Acabamos de descubrir la mano, las manos. Tatos años con ellas y de repente, ¡zas!, oye, tú, mira las manos, vaya invento. El cuerpo tiene algo de desván en el que siempre encontramos algo nuevo que luego resulta que es antiguo. Lo más oculto es lo que está a la vista (véase La carta robada, de Poe), como las manos. ¿Qué creíamos que era ese artilugio de carne que se deslizaba por el teclado del cajero automático? Era una mano, en efecto, una mano con cinco dedos, cada uno de ellos con la memoria de algo.

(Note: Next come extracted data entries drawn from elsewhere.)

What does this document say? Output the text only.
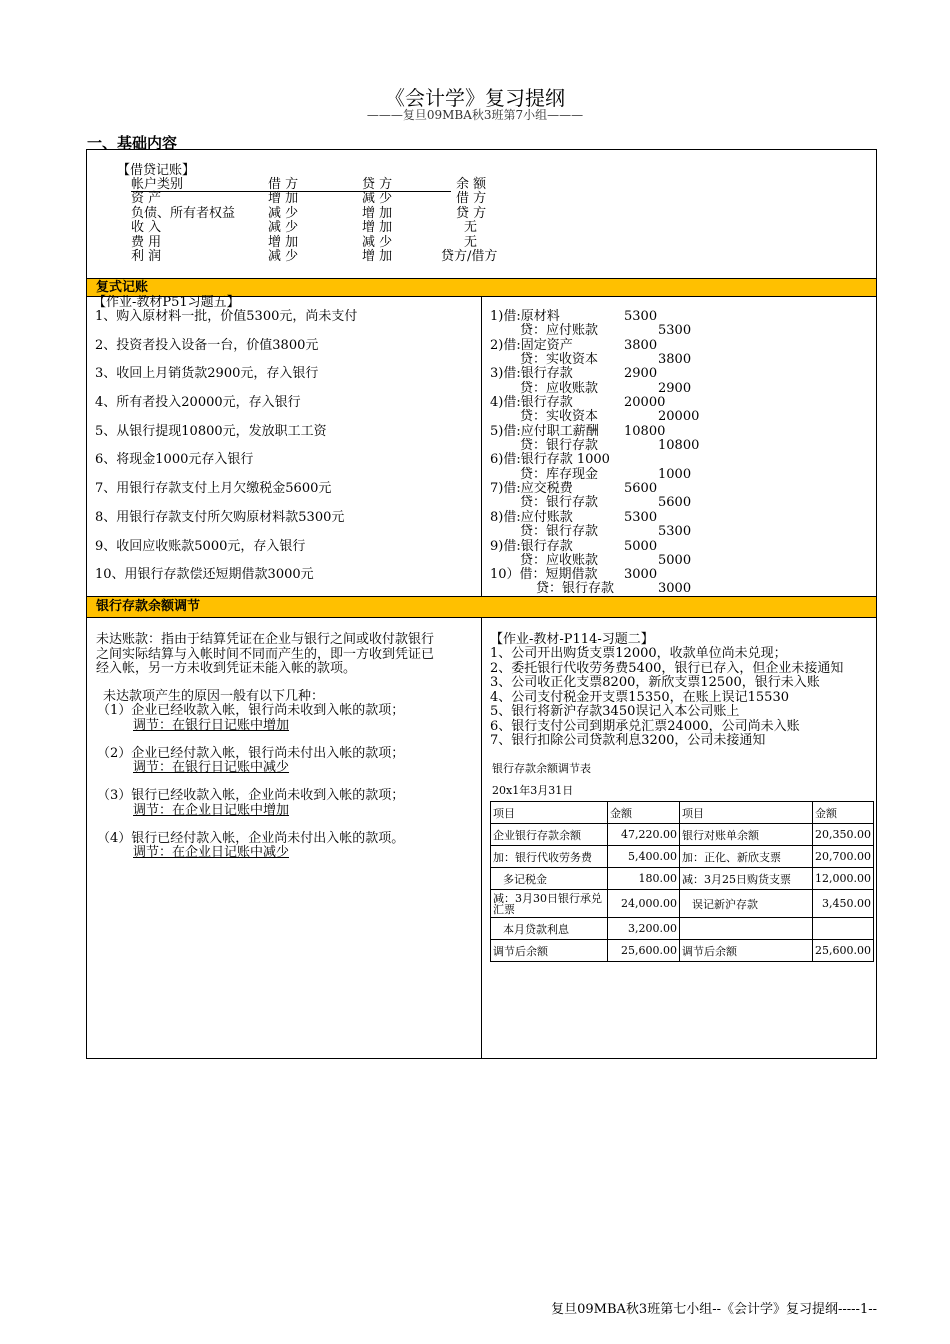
《会计学》复习提纲
———复旦09MBA秋3班第7小组———
一、基础内容
【借贷记账】
帐户类别	借 方	贷 方	余 额
资 产	增 加	减 少	借 方
负债、所有者权益	减 少	增 加	贷 方
收 入	减 少	增 加	无
费 用	增 加	减 少	无
利 润	减 少	增 加	贷方/借方
复式记账
【作业-教材P51习题五】
1、购入原材料一批，价值5300元，尚未支付
2、投资者投入设备一台，价值3800元
3、收回上月销货款2900元，存入银行
4、所有者投入20000元，存入银行
5、从银行提现10800元，发放职工工资
6、将现金1000元存入银行
7、用银行存款支付上月欠缴税金5600元
8、用银行存款支付所欠购原材料款5300元
9、收回应收账款5000元，存入银行
10、用银行存款偿还短期借款3000元
1)借:原材料	5300
贷：应付账款	5300
2)借:固定资产	3800
贷：实收资本	3800
3)借:银行存款	2900
贷：应收账款	2900
4)借:银行存款	20000
贷：实收资本	20000
5)借:应付职工薪酬 10800
贷：银行存款	10800
6)借:银行存款 1000
贷：库存现金	1000
7)借:应交税费	5600
贷：银行存款	5600
8)借:应付账款	5300
贷：银行存款	5300
9)借:银行存款	5000
贷：应收账款	5000
10）借：短期借款 3000
贷：银行存款	3000
银行存款余额调节
未达账款：指由于结算凭证在企业与银行之间或收付款银行
之间实际结算与入帐时间不同而产生的，即一方收到凭证已
经入帐，另一方未收到凭证未能入帐的款项。
未达款项产生的原因一般有以下几种：
（1）企业已经收款入帐，银行尚未收到入帐的款项；
调节：在银行日记账中增加
（2）企业已经付款入帐，银行尚未付出入帐的款项；
调节：在银行日记账中减少
（3）银行已经收款入帐，企业尚未收到入帐的款项；
调节：在企业日记账中增加
（4）银行已经付款入帐，企业尚未付出入帐的款项。
调节：在企业日记账中减少
【作业-教材-P114-习题二】
1、公司开出购货支票12000，收款单位尚未兑现；
2、委托银行代收劳务费5400，银行已存入，但企业未接通知
3、公司收正化支票8200，新欣支票12500，银行未入账
4、公司支付税金开支票15350，在账上误记15530
5、银行将新沪存款3450误记入本公司账上
6、银行支付公司到期承兑汇票24000，公司尚未入账
7、银行扣除公司贷款利息3200，公司未接通知
银行存款余额调节表
20x1年3月31日
项目	金额	项目	金额
企业银行存款余额	47,220.00	银行对账单余额	20,350.00
加：银行代收劳务费	5,400.00	加：正化、新欣支票	20,700.00
多记税金	180.00	减：3月25日购货支票	12,000.00
减：3月30日银行承兑汇票	24,000.00	误记新沪存款	3,450.00
本月贷款利息	3,200.00		
调节后余额	25,600.00	调节后余额	25,600.00
复旦09MBA秋3班第七小组--《会计学》复习提纲-----1--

El dedo recuerda el código del cajero mejor que tu cerebro. De hecho, si se lo preguntas a tu cerebro, no aciertas porque le haces un lío al dedo (y al cerebro). El dedo tiene detrás, en la palma de la mano, más conexiones nerviosas que un portátil de última generación.

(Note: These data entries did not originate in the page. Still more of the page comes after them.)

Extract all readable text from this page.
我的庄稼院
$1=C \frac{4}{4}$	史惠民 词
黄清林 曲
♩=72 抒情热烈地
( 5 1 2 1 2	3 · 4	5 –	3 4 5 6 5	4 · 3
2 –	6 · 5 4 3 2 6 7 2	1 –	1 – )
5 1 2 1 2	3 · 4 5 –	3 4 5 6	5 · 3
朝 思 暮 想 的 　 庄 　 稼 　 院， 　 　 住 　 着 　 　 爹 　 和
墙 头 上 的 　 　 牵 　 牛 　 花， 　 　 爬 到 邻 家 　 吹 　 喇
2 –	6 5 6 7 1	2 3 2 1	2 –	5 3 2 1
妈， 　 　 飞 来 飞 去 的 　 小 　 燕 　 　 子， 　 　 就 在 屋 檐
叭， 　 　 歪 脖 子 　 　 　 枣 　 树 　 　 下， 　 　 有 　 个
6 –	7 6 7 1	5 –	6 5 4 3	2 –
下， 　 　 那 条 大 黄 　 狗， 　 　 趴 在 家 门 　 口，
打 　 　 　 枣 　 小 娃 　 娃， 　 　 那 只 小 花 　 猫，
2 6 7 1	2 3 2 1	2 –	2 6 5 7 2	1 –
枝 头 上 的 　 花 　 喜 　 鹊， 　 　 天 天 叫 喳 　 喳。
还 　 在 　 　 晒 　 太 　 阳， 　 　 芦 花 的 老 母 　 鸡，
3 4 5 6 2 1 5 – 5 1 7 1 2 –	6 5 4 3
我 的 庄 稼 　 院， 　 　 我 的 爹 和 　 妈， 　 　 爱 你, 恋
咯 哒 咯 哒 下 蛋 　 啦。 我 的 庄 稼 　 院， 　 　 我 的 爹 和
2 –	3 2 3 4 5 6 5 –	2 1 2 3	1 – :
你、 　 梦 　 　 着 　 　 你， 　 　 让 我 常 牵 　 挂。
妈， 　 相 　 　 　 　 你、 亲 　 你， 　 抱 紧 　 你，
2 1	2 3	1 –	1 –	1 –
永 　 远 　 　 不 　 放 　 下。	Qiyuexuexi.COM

Viene todo esto a cuento de la mano que ha encontrado en África un grupo de científicos españoles. Una mano de casi dos millones de años. No una mano completa se entiende, pero sí una falange a partir de la cual podemos reconstruir imaginariamente el resto. Y resulta que el resto es contemporáneo. En otras palabras, que ya servía para lo que la utilizamos ahora, sea en el onanismo o en el tajo, en la vigilia o en el sueño, en la casa de papá y mamá o en el burdel. Una mano de dos millones de años que ya entonces tenía la versatilidad de unos alicates perfectos, con su pulgar multifunción, como el del panda (véase El Pulgar del panda, de Stephen Jay Gould).

La pregunta, ahora, es si fue la capacidad manipuladora de esa mano la que construyó el cerebro o la capacidad manipuladora del cerebro la que construyó la mano. O si interactuaron de tal forma que crecieron juntos, aunque sin perder su individualidad.